Day in and day out, protecting American families from unsafe and contaminated foods remains a primary responsibility of this government, and it is a full-time job. Case in point: Just last week, we saw the Huntington Meat Packing Co. recall close to 5 million pounds of unsafe beef and veal, almost a full year after it had first gone to market. As it turns out, that was the seventh major meat recall of 2010. We had already seen, for example, over 1.2 million pounds of unsafe sausage recalled on account of salmonella, and 864,000 pounds of meat, on the market since 2008, potentially infected with E. coli.
And food safety dangers are not restricted to meat alone. Last year, the Food and Drug Administration had to issue a warning about Nestle Toll House cookie dough, which somehow got infected with E. coli and gave dozens of Americans food poisoning. Earlier in 2009, we witnessed a salmonella outbreak in peanut butter, which sickened 500 people all across the country and resulted in six deaths. In 2008, over 1,400 people fell ill from salmonella poisoning that was eventually traced back to jalapeno peppers.
{mosads}To their credit, our current food safety agencies often do what they can to stem these outbreaks, but their hands are often tied by ancient tools, overlapping jurisdictions, and an overbroad mandate. We have taken a good first step in rectifying these issues with the food safety bill we passed last year in the House, which now awaits consideration in the Senate. But, that bill aside, right now 15 agencies have some jurisdiction over food safety. To my mind, that is 14 agencies too many. A March 2005 Government Accountability Office report found over 70 interagency agreements in place to coordinate activity between food safety agencies, as well as over 1,400 dual jurisdiction establishments between the USDA and FDA. Put simply, a lot of this is just red tape.

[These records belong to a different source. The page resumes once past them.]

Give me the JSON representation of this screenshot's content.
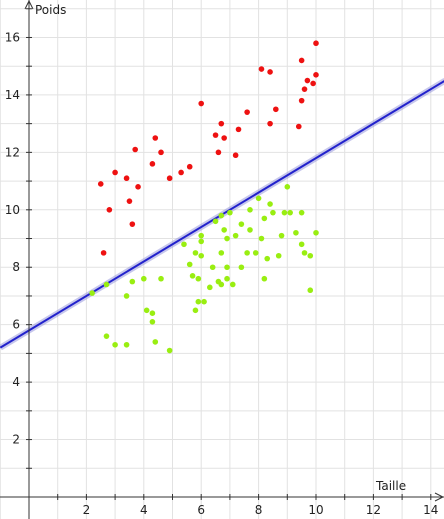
{
  "chart_data": {
    "type": "scatter",
    "xlabel": "Taille",
    "ylabel": "Poids",
    "xlim": [
      -1,
      14.5
    ],
    "ylim": [
      -1.2,
      17.4
    ],
    "x_ticks": [
      2,
      4,
      6,
      8,
      10,
      12,
      14
    ],
    "y_ticks": [
      2,
      4,
      6,
      8,
      10,
      12,
      14,
      16
    ],
    "grid": true,
    "colors": {
      "class_a": "#ee1111",
      "class_b": "#99ee11",
      "line": "#2222cc",
      "line_glow": "#9999dd"
    },
    "series": [
      {
        "color": "#ee1111",
        "points": [
          [
            2.5,
            10.9
          ],
          [
            2.6,
            8.5
          ],
          [
            2.8,
            10.0
          ],
          [
            3.0,
            11.3
          ],
          [
            3.4,
            11.1
          ],
          [
            3.5,
            10.3
          ],
          [
            3.6,
            9.5
          ],
          [
            3.7,
            12.1
          ],
          [
            3.8,
            10.8
          ],
          [
            4.3,
            11.6
          ],
          [
            4.4,
            12.5
          ],
          [
            4.6,
            12.0
          ],
          [
            4.9,
            11.1
          ],
          [
            5.3,
            11.3
          ],
          [
            5.6,
            11.5
          ],
          [
            6.0,
            13.7
          ],
          [
            6.5,
            12.6
          ],
          [
            6.6,
            12.0
          ],
          [
            6.7,
            13.0
          ],
          [
            6.8,
            12.5
          ],
          [
            7.2,
            11.9
          ],
          [
            7.3,
            12.8
          ],
          [
            7.6,
            13.4
          ],
          [
            8.1,
            14.9
          ],
          [
            8.4,
            14.8
          ],
          [
            8.4,
            13.0
          ],
          [
            8.6,
            13.5
          ],
          [
            9.4,
            12.9
          ],
          [
            9.5,
            15.2
          ],
          [
            9.5,
            13.8
          ],
          [
            9.6,
            14.2
          ],
          [
            9.7,
            14.5
          ],
          [
            9.9,
            14.4
          ],
          [
            10.0,
            15.8
          ],
          [
            10.0,
            14.7
          ]
        ]
      },
      {
        "color": "#99ee11",
        "points": [
          [
            2.2,
            7.1
          ],
          [
            2.7,
            7.4
          ],
          [
            2.7,
            5.6
          ],
          [
            3.0,
            5.3
          ],
          [
            3.4,
            7.0
          ],
          [
            3.4,
            5.3
          ],
          [
            3.6,
            7.5
          ],
          [
            4.0,
            7.6
          ],
          [
            4.1,
            6.5
          ],
          [
            4.3,
            6.4
          ],
          [
            4.3,
            6.1
          ],
          [
            4.4,
            5.4
          ],
          [
            4.6,
            7.6
          ],
          [
            4.9,
            5.1
          ],
          [
            5.4,
            8.8
          ],
          [
            5.6,
            8.1
          ],
          [
            5.7,
            7.7
          ],
          [
            5.8,
            6.5
          ],
          [
            5.8,
            8.5
          ],
          [
            5.9,
            7.6
          ],
          [
            5.9,
            6.8
          ],
          [
            6.0,
            9.1
          ],
          [
            6.0,
            8.9
          ],
          [
            6.0,
            8.4
          ],
          [
            6.1,
            6.8
          ],
          [
            6.3,
            7.3
          ],
          [
            6.4,
            8.0
          ],
          [
            6.5,
            9.6
          ],
          [
            6.6,
            7.5
          ],
          [
            6.7,
            8.5
          ],
          [
            6.7,
            7.4
          ],
          [
            6.7,
            9.8
          ],
          [
            6.8,
            9.3
          ],
          [
            6.9,
            9.0
          ],
          [
            6.9,
            7.6
          ],
          [
            6.9,
            8.0
          ],
          [
            7.0,
            9.9
          ],
          [
            7.1,
            7.4
          ],
          [
            7.2,
            9.1
          ],
          [
            7.4,
            8.0
          ],
          [
            7.4,
            9.5
          ],
          [
            7.6,
            8.5
          ],
          [
            7.7,
            10.0
          ],
          [
            7.7,
            9.3
          ],
          [
            7.9,
            8.5
          ],
          [
            8.0,
            10.4
          ],
          [
            8.1,
            9.0
          ],
          [
            8.2,
            9.7
          ],
          [
            8.2,
            7.6
          ],
          [
            8.3,
            8.3
          ],
          [
            8.4,
            10.2
          ],
          [
            8.5,
            9.9
          ],
          [
            8.7,
            8.4
          ],
          [
            8.8,
            9.1
          ],
          [
            8.9,
            9.9
          ],
          [
            9.0,
            10.8
          ],
          [
            9.1,
            9.9
          ],
          [
            9.3,
            9.2
          ],
          [
            9.5,
            9.9
          ],
          [
            9.5,
            8.8
          ],
          [
            9.6,
            8.5
          ],
          [
            9.8,
            8.4
          ],
          [
            9.8,
            7.2
          ],
          [
            10.0,
            9.2
          ]
        ]
      }
    ],
    "lines": [
      {
        "type": "linear",
        "slope": 0.6,
        "intercept": 5.8
      }
    ]
  }
}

Each one of these overlapping jurisdictions represents a point of fracture in our food safety system, where unsafe food might well slip through the cracks.

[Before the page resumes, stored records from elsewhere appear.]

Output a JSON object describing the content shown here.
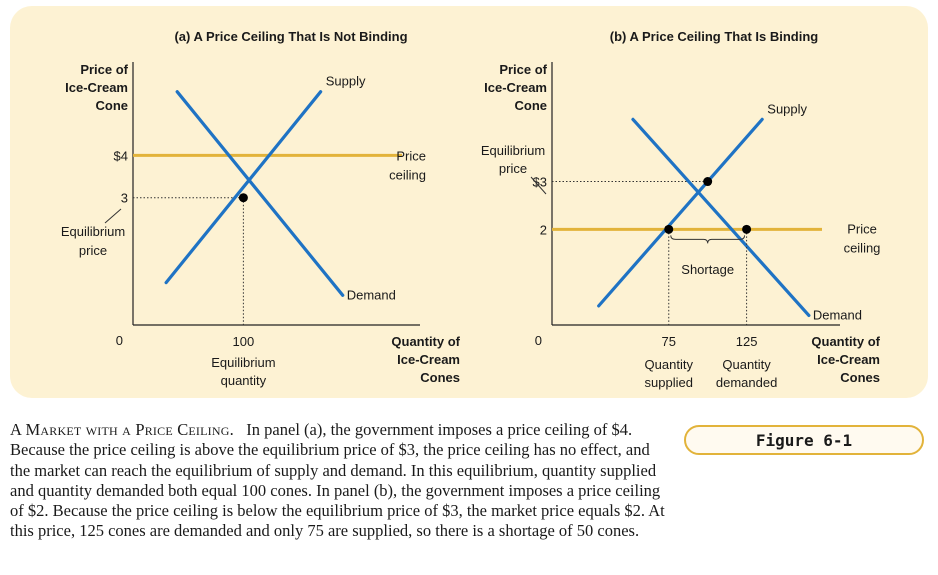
{
  "colors": {
    "background": "#fdf2d3",
    "curve": "#1f73c4",
    "ceiling": "#e2b33a",
    "equilibrium": "#000000"
  },
  "chart_data": [
    {
      "type": "line",
      "title": "(a) A Price Ceiling That Is Not Binding",
      "ylabel": [
        "Price of",
        "Ice-Cream",
        "Cone"
      ],
      "xlabel": [
        "Quantity of",
        "Ice-Cream",
        "Cones"
      ],
      "origin_label": "0",
      "ylim": [
        0,
        6.2
      ],
      "xlim": [
        0,
        260
      ],
      "y_ticks": [
        {
          "value": 4,
          "label": "$4"
        },
        {
          "value": 3,
          "label": "3"
        }
      ],
      "x_ticks": [
        {
          "value": 100,
          "label": "100"
        }
      ],
      "series": [
        {
          "name": "Supply",
          "points": [
            [
              30,
              1
            ],
            [
              170,
              5.5
            ]
          ]
        },
        {
          "name": "Demand",
          "points": [
            [
              40,
              5.5
            ],
            [
              190,
              0.7
            ]
          ]
        }
      ],
      "price_ceiling": {
        "value": 4,
        "label": [
          "Price",
          "ceiling"
        ]
      },
      "equilibrium": {
        "x": 100,
        "y": 3,
        "price_label": [
          "Equilibrium",
          "price"
        ],
        "quantity_label": [
          "Equilibrium",
          "quantity"
        ]
      }
    },
    {
      "type": "line",
      "title": "(b) A Price Ceiling That Is Binding",
      "ylabel": [
        "Price of",
        "Ice-Cream",
        "Cone"
      ],
      "xlabel": [
        "Quantity of",
        "Ice-Cream",
        "Cones"
      ],
      "origin_label": "0",
      "ylim": [
        0,
        5.5
      ],
      "xlim": [
        0,
        185
      ],
      "y_ticks": [
        {
          "value": 3,
          "label": "$3"
        },
        {
          "value": 2,
          "label": "2"
        }
      ],
      "x_ticks": [
        {
          "value": 75,
          "label": "75"
        },
        {
          "value": 125,
          "label": "125"
        }
      ],
      "series": [
        {
          "name": "Supply",
          "points": [
            [
              30,
              0.4
            ],
            [
              135,
              4.3
            ]
          ]
        },
        {
          "name": "Demand",
          "points": [
            [
              52,
              4.3
            ],
            [
              165,
              0.2
            ]
          ]
        }
      ],
      "price_ceiling": {
        "value": 2,
        "label": [
          "Price",
          "ceiling"
        ]
      },
      "equilibrium": {
        "x": 100,
        "y": 3,
        "price_label": [
          "Equilibrium",
          "price"
        ]
      },
      "quantity_supplied": {
        "x": 75,
        "label": [
          "Quantity",
          "supplied"
        ]
      },
      "quantity_demanded": {
        "x": 125,
        "label": [
          "Quantity",
          "demanded"
        ]
      },
      "shortage_label": "Shortage"
    }
  ],
  "caption": {
    "title": "A Market with a Price Ceiling.",
    "body": "In panel (a), the government imposes a price ceiling of $4. Because the price ceiling is above the equilibrium price of $3, the price ceiling has no effect, and the market can reach the equilibrium of supply and demand. In this equilibrium, quantity supplied and quantity demanded both equal 100 cones. In panel (b), the government imposes a price ceiling of $2. Because the price ceiling is below the equilibrium price of $3, the market price equals $2. At this price, 125 cones are demanded and only 75 are supplied, so there is a shortage of 50 cones."
  },
  "figure_label": "Figure 6-1"
}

During my tenure as chairwoman of the Appropriations Committee’s agriculture subcommittee, we have increased the FDA’s funding by 39 percent over the past three years. But the FDA, our primary food safety agency, was originally established in 1906 under the Pure Food Drug and Act, and its organizational mission hasn’t been overhauled since 1938, over 70 years ago. In recent years, both the National Academy of Sciences and the GAO have argued that the FDA is outdated and in dire need of reform. Moreover, much of the FDA’s time and resources are devoted by necessity to the drug side of the ledger — regulating pharmaceuticals, cosmetics, devices, and now tobacco — and thus the critical issue of food safety is all too often left on the back burner.
To my mind, it is time to revamp, consolidate, and streamline our food safety bureaucracy into a single, independent food safety agency. We can start by splitting the FDA into two separate agencies — one focused solely on food, the other on drugs and devices — each with a more specific sense of purpose. Without food and drugs acting as competing priorities anymore, with food safety experts at the helm, the agency will at last be able to consolidate its efforts toward protecting America’s food supply.
And once our food safety house is in order at this newly split FDA, we can and should move the food safety obligations of the other agencies involved, under the purview of a single independent food safety agency. With all the government’s food safety responsibilities finally under one roof, and with a renewed emphasis on stemming outbreaks and keeping Americans safe rather than catching violators, the new agency would also be given updated tools to fulfill its important mission.
In order to address the weaknesses in the system that have emerged since 1938, this new food safety agency should require traceability of foods from large farm to small counter, and it should require companies to take increased measures to prevent contamination while growing, harvesting, or packing their products. It should also mandate regular inspections, and demand that imported foods live up to the same safety standards as domestic goods.
The reason for a single food safety agency is self-evident — We need more than a practically 19th century bureaucracy to protect our children from 21st century food outbreaks.
That being said, such innovations as traceability and improved safety measures are good for business as well as for American families. The Florida tomato industry lost approximately $100 million in the summer of 2008 when tomatoes were wrongly pegged as the source of salmonella. Mandating traceability would help prevent these sorts of errors, and allow us to stem food poisoning outbreaks much more quickly and effectively in the future.
Most importantly, Americans will know the food they’re eating, wherever it comes from, is safe. When a dangerous bacterium usually associated with raw meat somehow ends up in a product as innocuous and kid-friendly as cookie dough, it’s clear that protecting America’s food supply has become a complicated, full-time responsibility. It’s past time we forge the 21st century organization we need to keep us safe.
DeLauro is a member of the House Appropriations Committee.